Hace más de seis años en un atardecer de julio destelló un cometa en el cielo burgalés, se filtró su luz por las grietas del castillo roquero de Frías. No hacían falta telescopios, ni prismáticos, solo dejarse inundar por su luz, tumbados en la hierba. Eran Copernicus Dreams y las canciones que sonaban eran de su primer disco, “Sunrise”.
Desde entonces he buscado ese astro en los cielos cercanos del Levante en el que vivo, sin éxito, y me he extasiado en el rastro que dejaba en discos salpicados de polvo estelar: “The Honeymoon”, “Goals and Illusions”. Hasta ayer, el sábado otoñal en que los cántabros llenaron de música la huerta eldense.
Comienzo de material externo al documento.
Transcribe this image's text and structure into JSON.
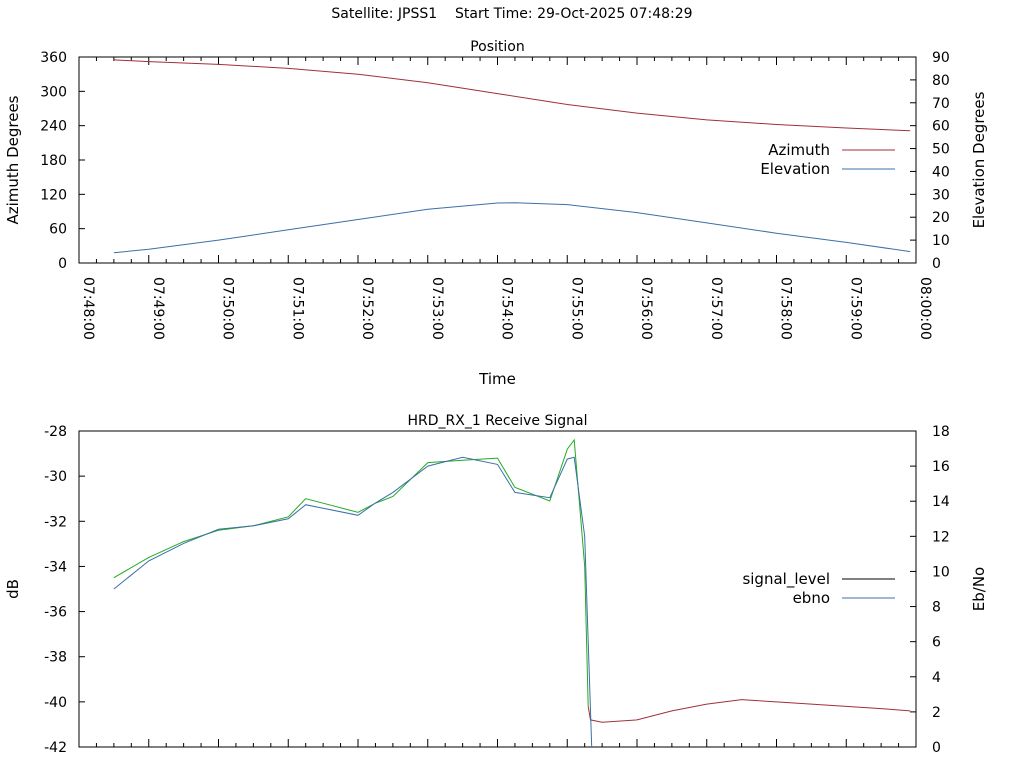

Ellos, que en la portada de su trabajo más reciente rodean un cohete, casi abrazándose al fuselaje, y en la del primero dibujaron órbitas de cuerpos celestes, están tan pegados a la tierra como la furgoneta en la que llegaron a mediodía o esa otra que en “The Honeymoon” recorre un camino polvoriento.
Por eso sus canciones nos hablan de sus vidas y de nuestras propias vidas, de los momentos difíciles y la voluntad de superarlos, de la alegría infinita de vivir y seguir adelante. Como tiempo atrás hicieron Waters y Gilmour, ellos saben mirar las estrellas sin olvidarse de este mundo, y las explosivas llamaradas de la guitarra de Carlos Moreno son parte del mismo viaje que nace de su lap steel, el firmamento de “Tonight the Stars” y su belleza lírica se encuentra en el mismo meridiano que los taxis de las calles de Nueva York de los que habla Chus González en “The Honeymoon Song”. Copernicus Dreams son al mismo tiempo rocosos y delicados: golpea Jose Ochoa los tambores con el ímpetu de fuerzas telúricas de las que nació la música hace millones de años, disemina colores de atardeceres mágicos Pablo Gil acariciando los teclados y, viéndole entornar los ojos, parece que podría dormir sobre la melodía, que ya no es suya, que es de todos los que en el Fillmore Huertano flotamos en ella.